Через два часа наша рота будет прочесывать этот кишлак.

— Те самые? — кивая на дом в котором мы побывали на рассвете спросит командир взвода лейтенант П***.

— Ага, — шмыгая простуженным носом, подтвердит Лёха.

— Вы трое, до конца прочесывания тут оставайтесь, — распорядился П***, - мало ли чёго.

Мало ли чёго? Да знаем мы чего! Прочесывание это почти повальное мародерство, и не только. Достаточно найти любое оружие, горсть патронов, или хоть что-то хоть отдаленно напоминающее взрывчатку, как… если очень повезет, то в плен возьмут. Только большие у нас были потери, не брали мы никого в плен. Вот так — то.

— Эта хибара проверена уже, — останавливаю я направлявшихся к дому группу солдат.

— А чё, тогда тут стоите? — подозрительно спрашивает командовавший этой группой чернявый командир второго взвода старший лейтенант Г***. Он Бакинское ВОКУ окончил. Наркот, мародер, но не трус, далеко не трус.

— Нам П*** приказал, — угрюмо отвечает Муха.
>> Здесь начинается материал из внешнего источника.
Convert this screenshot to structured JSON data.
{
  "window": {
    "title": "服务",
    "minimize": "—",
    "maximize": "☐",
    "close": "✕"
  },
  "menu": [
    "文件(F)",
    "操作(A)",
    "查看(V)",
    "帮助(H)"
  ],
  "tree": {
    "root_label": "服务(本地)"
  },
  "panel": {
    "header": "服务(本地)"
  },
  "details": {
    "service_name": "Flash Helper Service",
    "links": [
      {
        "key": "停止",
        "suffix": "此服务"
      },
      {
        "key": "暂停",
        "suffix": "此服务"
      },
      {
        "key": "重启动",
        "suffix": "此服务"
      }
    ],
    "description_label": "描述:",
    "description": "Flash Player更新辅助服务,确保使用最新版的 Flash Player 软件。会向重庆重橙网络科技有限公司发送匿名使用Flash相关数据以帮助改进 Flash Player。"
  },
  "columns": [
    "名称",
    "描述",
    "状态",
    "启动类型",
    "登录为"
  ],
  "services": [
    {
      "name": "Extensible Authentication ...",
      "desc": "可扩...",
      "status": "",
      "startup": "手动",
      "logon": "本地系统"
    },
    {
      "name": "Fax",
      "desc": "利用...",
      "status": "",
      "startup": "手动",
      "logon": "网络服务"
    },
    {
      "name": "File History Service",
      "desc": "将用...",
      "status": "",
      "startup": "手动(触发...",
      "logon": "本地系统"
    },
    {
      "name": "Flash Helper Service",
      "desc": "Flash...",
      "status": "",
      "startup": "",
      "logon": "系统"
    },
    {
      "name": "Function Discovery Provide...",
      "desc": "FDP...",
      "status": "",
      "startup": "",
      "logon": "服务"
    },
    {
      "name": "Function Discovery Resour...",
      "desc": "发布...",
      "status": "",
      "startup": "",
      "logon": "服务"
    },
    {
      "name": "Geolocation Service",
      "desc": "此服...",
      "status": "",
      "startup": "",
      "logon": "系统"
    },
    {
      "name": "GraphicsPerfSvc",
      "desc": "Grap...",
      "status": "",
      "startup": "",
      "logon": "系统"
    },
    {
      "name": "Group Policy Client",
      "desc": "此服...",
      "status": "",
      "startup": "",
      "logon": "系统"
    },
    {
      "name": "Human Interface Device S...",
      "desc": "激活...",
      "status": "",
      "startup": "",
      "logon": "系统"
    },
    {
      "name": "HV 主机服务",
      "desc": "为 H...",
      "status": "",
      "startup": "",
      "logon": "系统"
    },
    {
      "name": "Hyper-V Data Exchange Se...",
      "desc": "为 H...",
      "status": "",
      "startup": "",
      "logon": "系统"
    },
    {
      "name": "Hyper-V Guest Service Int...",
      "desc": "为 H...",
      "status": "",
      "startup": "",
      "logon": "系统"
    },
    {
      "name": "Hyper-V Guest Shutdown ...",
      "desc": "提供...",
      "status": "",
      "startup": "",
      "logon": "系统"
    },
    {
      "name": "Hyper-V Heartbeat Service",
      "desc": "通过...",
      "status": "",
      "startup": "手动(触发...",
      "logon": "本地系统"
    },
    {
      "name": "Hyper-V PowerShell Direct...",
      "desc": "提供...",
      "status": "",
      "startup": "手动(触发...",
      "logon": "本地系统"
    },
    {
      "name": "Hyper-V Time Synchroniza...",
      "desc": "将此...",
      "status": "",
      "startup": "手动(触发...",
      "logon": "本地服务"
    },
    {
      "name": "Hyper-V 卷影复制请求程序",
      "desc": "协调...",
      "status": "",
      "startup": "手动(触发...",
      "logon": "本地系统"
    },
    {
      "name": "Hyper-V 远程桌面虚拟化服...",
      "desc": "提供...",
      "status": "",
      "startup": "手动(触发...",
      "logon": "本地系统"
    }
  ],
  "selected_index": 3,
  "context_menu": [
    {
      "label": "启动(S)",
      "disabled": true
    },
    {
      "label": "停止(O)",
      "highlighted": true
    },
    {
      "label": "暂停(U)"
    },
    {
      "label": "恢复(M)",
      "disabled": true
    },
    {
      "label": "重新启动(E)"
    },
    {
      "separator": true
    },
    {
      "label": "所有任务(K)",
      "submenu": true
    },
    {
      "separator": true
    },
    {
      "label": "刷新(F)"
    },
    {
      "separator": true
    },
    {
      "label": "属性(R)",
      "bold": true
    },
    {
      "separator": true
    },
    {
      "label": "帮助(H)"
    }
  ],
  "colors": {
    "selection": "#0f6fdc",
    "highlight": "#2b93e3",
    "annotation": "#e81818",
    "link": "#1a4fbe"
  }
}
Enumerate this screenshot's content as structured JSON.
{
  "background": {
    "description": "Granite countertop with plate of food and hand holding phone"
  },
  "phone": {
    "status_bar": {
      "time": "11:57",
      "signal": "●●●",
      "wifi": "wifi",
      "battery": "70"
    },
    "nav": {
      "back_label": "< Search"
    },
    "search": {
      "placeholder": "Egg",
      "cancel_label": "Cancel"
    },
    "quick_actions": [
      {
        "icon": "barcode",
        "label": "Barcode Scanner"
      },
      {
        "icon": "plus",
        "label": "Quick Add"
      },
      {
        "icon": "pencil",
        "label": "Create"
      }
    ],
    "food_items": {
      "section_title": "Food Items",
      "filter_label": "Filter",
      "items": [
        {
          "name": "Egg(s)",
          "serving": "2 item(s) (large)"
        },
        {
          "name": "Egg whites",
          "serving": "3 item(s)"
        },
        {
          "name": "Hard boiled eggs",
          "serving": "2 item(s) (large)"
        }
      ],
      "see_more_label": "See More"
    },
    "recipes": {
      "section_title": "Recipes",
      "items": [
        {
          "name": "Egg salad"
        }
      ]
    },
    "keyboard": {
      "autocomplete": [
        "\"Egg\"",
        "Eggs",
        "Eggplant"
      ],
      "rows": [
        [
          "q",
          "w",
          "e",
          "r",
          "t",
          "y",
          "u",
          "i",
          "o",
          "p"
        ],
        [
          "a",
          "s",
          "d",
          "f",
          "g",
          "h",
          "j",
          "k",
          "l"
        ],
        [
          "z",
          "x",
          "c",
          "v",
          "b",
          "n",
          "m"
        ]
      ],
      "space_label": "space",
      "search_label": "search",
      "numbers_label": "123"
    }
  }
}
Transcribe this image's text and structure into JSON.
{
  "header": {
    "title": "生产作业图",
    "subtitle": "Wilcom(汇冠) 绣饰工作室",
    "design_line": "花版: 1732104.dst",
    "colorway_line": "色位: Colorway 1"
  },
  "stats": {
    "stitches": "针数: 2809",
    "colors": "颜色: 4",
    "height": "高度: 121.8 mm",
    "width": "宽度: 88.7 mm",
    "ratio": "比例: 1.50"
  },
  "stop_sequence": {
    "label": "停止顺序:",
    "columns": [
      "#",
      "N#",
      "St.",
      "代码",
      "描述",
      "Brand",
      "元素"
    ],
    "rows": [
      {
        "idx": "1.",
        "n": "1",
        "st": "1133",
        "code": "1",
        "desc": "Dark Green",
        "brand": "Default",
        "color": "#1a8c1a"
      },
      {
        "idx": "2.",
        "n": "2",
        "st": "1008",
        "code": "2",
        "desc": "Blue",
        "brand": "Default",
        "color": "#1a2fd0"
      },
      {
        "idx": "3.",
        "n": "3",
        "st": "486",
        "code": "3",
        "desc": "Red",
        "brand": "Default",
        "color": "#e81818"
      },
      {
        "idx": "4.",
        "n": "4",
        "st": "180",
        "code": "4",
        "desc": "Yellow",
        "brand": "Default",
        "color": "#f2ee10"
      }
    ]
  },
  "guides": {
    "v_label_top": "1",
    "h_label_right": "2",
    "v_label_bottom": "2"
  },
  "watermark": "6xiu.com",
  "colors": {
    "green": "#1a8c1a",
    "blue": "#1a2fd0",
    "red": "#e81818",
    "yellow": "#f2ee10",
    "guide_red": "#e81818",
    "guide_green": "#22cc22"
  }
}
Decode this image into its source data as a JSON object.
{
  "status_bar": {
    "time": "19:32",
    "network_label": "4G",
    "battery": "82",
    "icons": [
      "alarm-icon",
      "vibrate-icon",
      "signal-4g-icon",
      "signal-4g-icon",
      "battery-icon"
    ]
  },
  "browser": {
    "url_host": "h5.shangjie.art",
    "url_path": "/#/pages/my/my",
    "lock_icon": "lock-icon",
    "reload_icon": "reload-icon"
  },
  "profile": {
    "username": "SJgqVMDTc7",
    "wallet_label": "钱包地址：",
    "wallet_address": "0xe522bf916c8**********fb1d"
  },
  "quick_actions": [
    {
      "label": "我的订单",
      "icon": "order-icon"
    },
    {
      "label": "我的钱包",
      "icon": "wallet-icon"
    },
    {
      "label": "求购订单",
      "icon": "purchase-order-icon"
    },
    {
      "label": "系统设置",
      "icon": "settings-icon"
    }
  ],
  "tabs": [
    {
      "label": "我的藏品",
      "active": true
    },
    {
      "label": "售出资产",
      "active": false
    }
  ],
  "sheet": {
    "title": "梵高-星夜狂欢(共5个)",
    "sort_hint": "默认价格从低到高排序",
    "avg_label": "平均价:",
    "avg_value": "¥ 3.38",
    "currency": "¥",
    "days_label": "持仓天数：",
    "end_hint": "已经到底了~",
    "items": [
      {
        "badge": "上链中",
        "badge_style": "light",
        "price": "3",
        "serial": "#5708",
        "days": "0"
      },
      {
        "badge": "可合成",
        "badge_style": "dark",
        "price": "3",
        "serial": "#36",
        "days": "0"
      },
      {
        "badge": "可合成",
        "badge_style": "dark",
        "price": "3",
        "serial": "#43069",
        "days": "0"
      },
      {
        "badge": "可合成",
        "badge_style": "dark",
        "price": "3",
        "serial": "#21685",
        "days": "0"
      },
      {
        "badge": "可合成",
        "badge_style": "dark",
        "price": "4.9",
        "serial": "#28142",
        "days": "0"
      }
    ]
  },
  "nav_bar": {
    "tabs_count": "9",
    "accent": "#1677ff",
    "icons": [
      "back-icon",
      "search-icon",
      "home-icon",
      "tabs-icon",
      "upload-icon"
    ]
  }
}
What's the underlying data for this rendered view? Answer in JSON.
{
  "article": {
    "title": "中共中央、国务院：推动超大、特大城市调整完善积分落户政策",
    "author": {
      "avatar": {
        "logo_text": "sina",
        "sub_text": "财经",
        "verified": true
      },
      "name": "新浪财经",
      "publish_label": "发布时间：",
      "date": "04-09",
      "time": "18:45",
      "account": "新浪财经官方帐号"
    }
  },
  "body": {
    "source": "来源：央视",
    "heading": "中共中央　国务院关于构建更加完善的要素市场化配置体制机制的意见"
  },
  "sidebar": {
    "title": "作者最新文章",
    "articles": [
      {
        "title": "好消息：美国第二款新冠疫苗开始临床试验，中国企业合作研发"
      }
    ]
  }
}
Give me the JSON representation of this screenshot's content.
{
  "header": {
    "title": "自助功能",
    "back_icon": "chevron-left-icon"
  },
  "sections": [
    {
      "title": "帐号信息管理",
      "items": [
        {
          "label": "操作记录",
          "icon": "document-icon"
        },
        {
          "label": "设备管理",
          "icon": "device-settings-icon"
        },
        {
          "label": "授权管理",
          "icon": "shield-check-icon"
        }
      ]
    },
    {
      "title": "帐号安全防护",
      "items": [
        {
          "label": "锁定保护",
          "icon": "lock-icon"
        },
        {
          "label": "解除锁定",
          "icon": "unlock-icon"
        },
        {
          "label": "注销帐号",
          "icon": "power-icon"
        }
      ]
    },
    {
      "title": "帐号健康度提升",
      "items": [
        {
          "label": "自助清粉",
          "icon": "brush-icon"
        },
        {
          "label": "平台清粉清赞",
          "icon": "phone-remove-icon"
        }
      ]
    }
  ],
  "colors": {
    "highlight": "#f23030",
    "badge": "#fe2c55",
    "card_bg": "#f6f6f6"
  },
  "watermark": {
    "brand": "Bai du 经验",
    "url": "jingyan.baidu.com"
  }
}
— Губа не дура, — кривит в усмешке тонкие губы Г***, разглядывая двухэтажное строение — домик то богатый, есть чего взять.

Была у него повадка, если дом богатый и есть чего хапнуть, то подкинет Г*** патронов в сундук к хозяину, вот тот «духом» и станет. А дальше по обстоятельствам, или просто все разграбят, а то и постреляют, чтобы некому было жаловаться. Через три дня Г*** убьют в бою. За солдатскими спинами он не прятался. Бог ему теперь судья. А сейчас вот сию минуту:

— П*** прикажет возьмем, — я в упор смотрю на его смуглое потное лицо, прямо в темные глаза, — А ты его приказ не отменишь!